Allies despair as Trump abandons America’s leadership role at a time of global crisis
The United States has scaled back its role on the world stage, taken actions that are undermining efforts to battle the coronavirus pandemic and left the international community without a traditional global leader, according to experts, diplomats and analysts.
The US — usually at the head of the table helping to coordinate in global crises — has declined to take a seat at virtual international meetings convened by the World Health Organization and the European Union to coordinate work on potentially lifesaving vaccines. Former world leaders warn that the Trump administration risks alienating allies by politicizing the deadly pandemic with its push to punish China and have other nations choose sides.
The administration’s decision to halt funding for the WHO, the world body best positioned to coordinate the global response to the raging pandemic, has appalled global health officials. Then on Friday, the US blocked a vote on a UN Security Council resolution that called for a global ceasefire aimed at collectively assisting a planet devastated by the outbreak. The US has similarly blocked expressions of global unity at G7 and G20 meetings due to anger about China and the WHO.

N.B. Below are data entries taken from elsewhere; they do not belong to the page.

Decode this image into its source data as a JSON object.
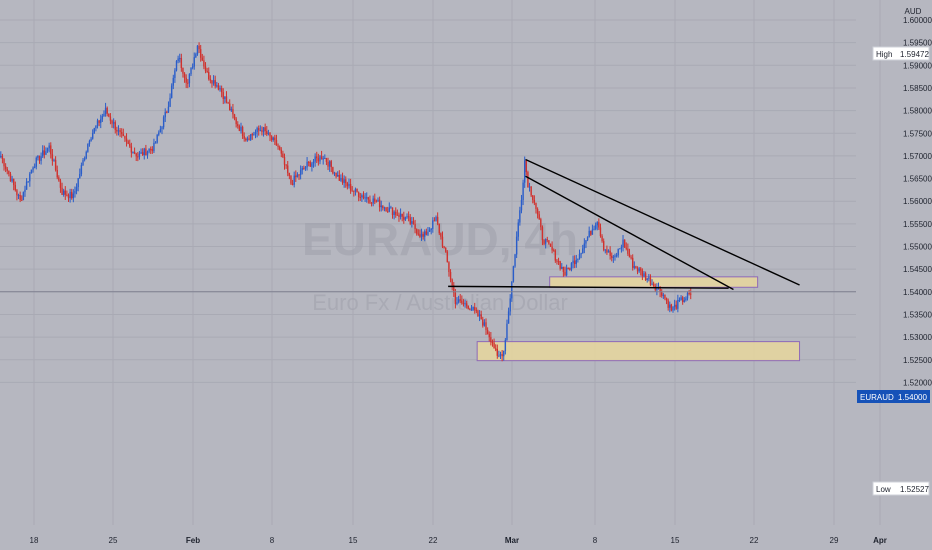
{
  "chart_data": {
    "type": "candlestick",
    "symbol_watermark": "EURAUD, 4h",
    "watermark_subtitle": "Euro Fx / Australian Dollar",
    "currency_label": "AUD",
    "price_axis": {
      "ylim": [
        1.5185,
        1.6025
      ],
      "ticks": [
        "1.60000",
        "1.59500",
        "1.59000",
        "1.58500",
        "1.58000",
        "1.57500",
        "1.57000",
        "1.56500",
        "1.56000",
        "1.55500",
        "1.55000",
        "1.54500",
        "1.54000",
        "1.53500",
        "1.53000",
        "1.52500",
        "1.52000"
      ]
    },
    "time_axis": {
      "labels": [
        "18",
        "25",
        "Feb",
        "8",
        "15",
        "22",
        "Mar",
        "8",
        "15",
        "22",
        "29",
        "Apr"
      ]
    },
    "markers": {
      "high": {
        "label": "High",
        "value": "1.59472"
      },
      "low": {
        "label": "Low",
        "value": "1.52527"
      },
      "current": {
        "label": "EURAUD",
        "value": "1.54000"
      }
    },
    "colors": {
      "up": "#2a5dc9",
      "down": "#d0312d",
      "zone_fill": "#e7d79c",
      "zone_border": "#8e69b8",
      "line": "#000000"
    },
    "anchors": [
      [
        0,
        1.57
      ],
      [
        5,
        1.566
      ],
      [
        12,
        1.56
      ],
      [
        20,
        1.568
      ],
      [
        30,
        1.572
      ],
      [
        38,
        1.562
      ],
      [
        45,
        1.561
      ],
      [
        55,
        1.574
      ],
      [
        65,
        1.58
      ],
      [
        75,
        1.574
      ],
      [
        85,
        1.57
      ],
      [
        95,
        1.572
      ],
      [
        103,
        1.58
      ],
      [
        110,
        1.592
      ],
      [
        116,
        1.586
      ],
      [
        122,
        1.5947
      ],
      [
        128,
        1.588
      ],
      [
        136,
        1.585
      ],
      [
        145,
        1.578
      ],
      [
        152,
        1.574
      ],
      [
        162,
        1.576
      ],
      [
        172,
        1.572
      ],
      [
        180,
        1.564
      ],
      [
        190,
        1.568
      ],
      [
        200,
        1.57
      ],
      [
        210,
        1.565
      ],
      [
        220,
        1.562
      ],
      [
        232,
        1.56
      ],
      [
        242,
        1.558
      ],
      [
        252,
        1.556
      ],
      [
        262,
        1.552
      ],
      [
        270,
        1.556
      ],
      [
        276,
        1.548
      ],
      [
        282,
        1.538
      ],
      [
        290,
        1.537
      ],
      [
        298,
        1.534
      ],
      [
        305,
        1.529
      ],
      [
        308,
        1.5253
      ],
      [
        312,
        1.527
      ],
      [
        316,
        1.539
      ],
      [
        320,
        1.552
      ],
      [
        323,
        1.561
      ],
      [
        325,
        1.569
      ],
      [
        327,
        1.564
      ],
      [
        331,
        1.56
      ],
      [
        336,
        1.552
      ],
      [
        342,
        1.549
      ],
      [
        350,
        1.544
      ],
      [
        358,
        1.548
      ],
      [
        364,
        1.552
      ],
      [
        370,
        1.556
      ],
      [
        374,
        1.55
      ],
      [
        380,
        1.547
      ],
      [
        386,
        1.551
      ],
      [
        392,
        1.546
      ],
      [
        398,
        1.544
      ],
      [
        404,
        1.542
      ],
      [
        410,
        1.54
      ],
      [
        416,
        1.536
      ],
      [
        422,
        1.538
      ],
      [
        428,
        1.5395
      ]
    ],
    "zones": [
      {
        "x": [
          296,
          496
        ],
        "y": [
          1.5248,
          1.529
        ]
      },
      {
        "x": [
          341,
          470
        ],
        "y": [
          1.541,
          1.5433
        ]
      }
    ],
    "trendlines": [
      {
        "x1": 278,
        "y1": 1.5412,
        "x2": 452,
        "y2": 1.5408
      },
      {
        "x1": 326,
        "y1": 1.5655,
        "x2": 455,
        "y2": 1.5405
      },
      {
        "x1": 326,
        "y1": 1.5692,
        "x2": 496,
        "y2": 1.5415
      }
    ]
  }
}
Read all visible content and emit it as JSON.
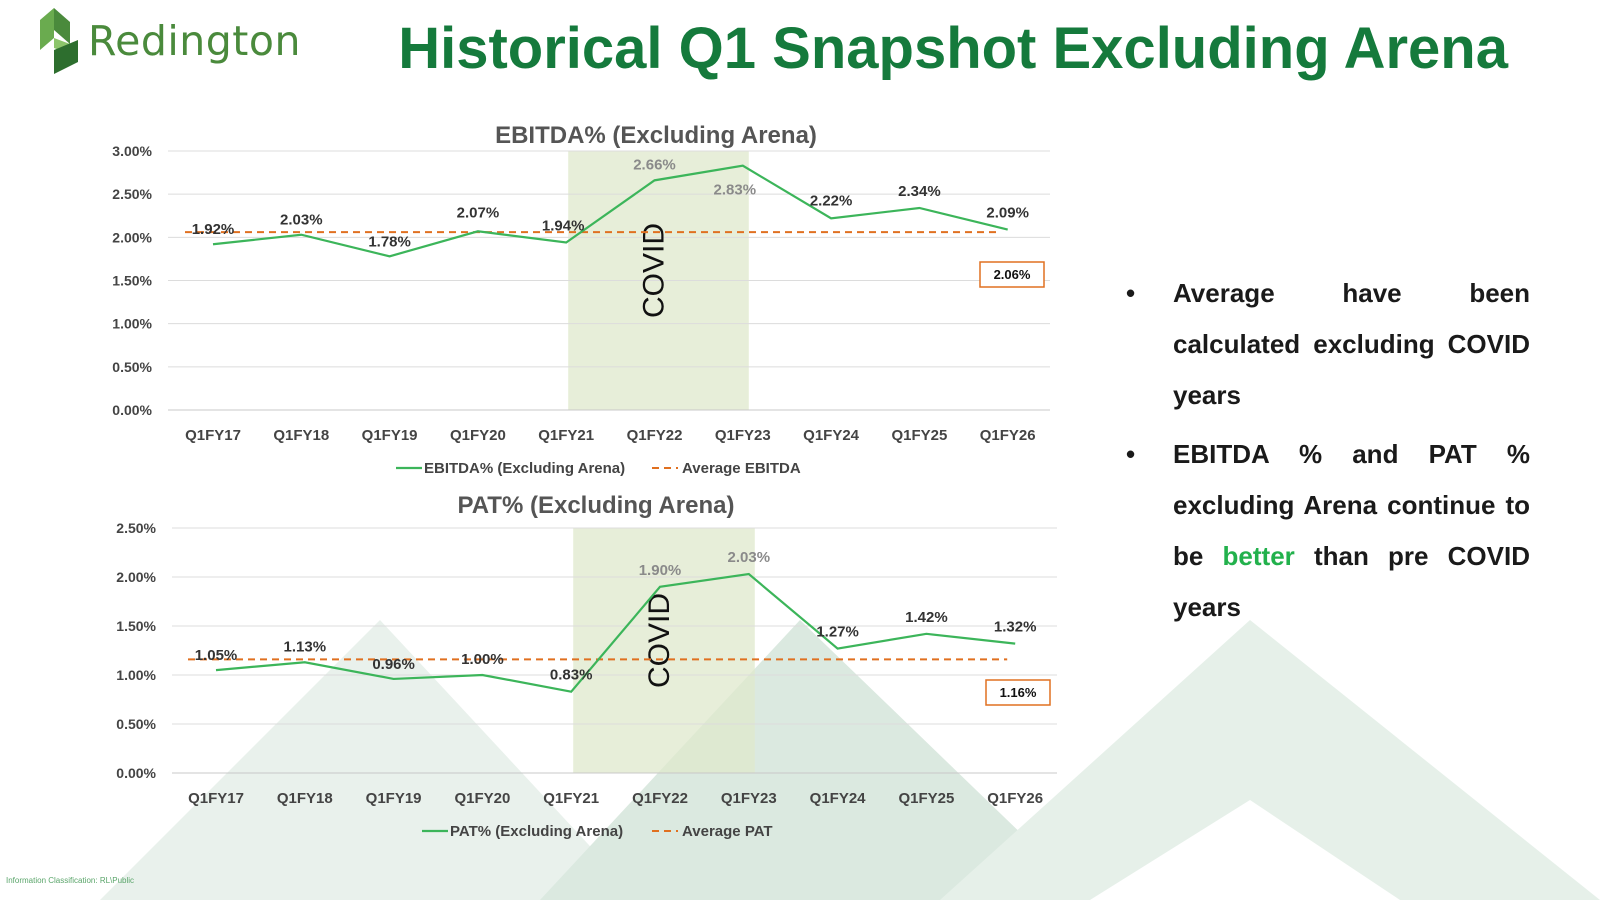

And where US presidents have in the past offered a steadying voice, observers from the Asia Pacific to Europe expressed incredulity, amusement and sadness at President Donald Trump’s briefings on the virus, saying they are deeply damaging to the US image abroad.
At a time when nearly 4 million people worldwide have been infected with the virus, diplomats say many countries are yearning for the firm US leadership they’ve seen at historic moments and in prior epidemics, citing President Barack Obama’s response to Ebola and President George W. Bush’s work on HIV/AIDS.
Thomas Gomart, director of the Paris-based French Institute of International Relations, said that Europe was watching Trump’s response to the pandemic in amazement, calling his behavior “stranger than fiction.” “He provides for us a very mixed balance of amusement and a sadness, which is just not what is expected from a US president.”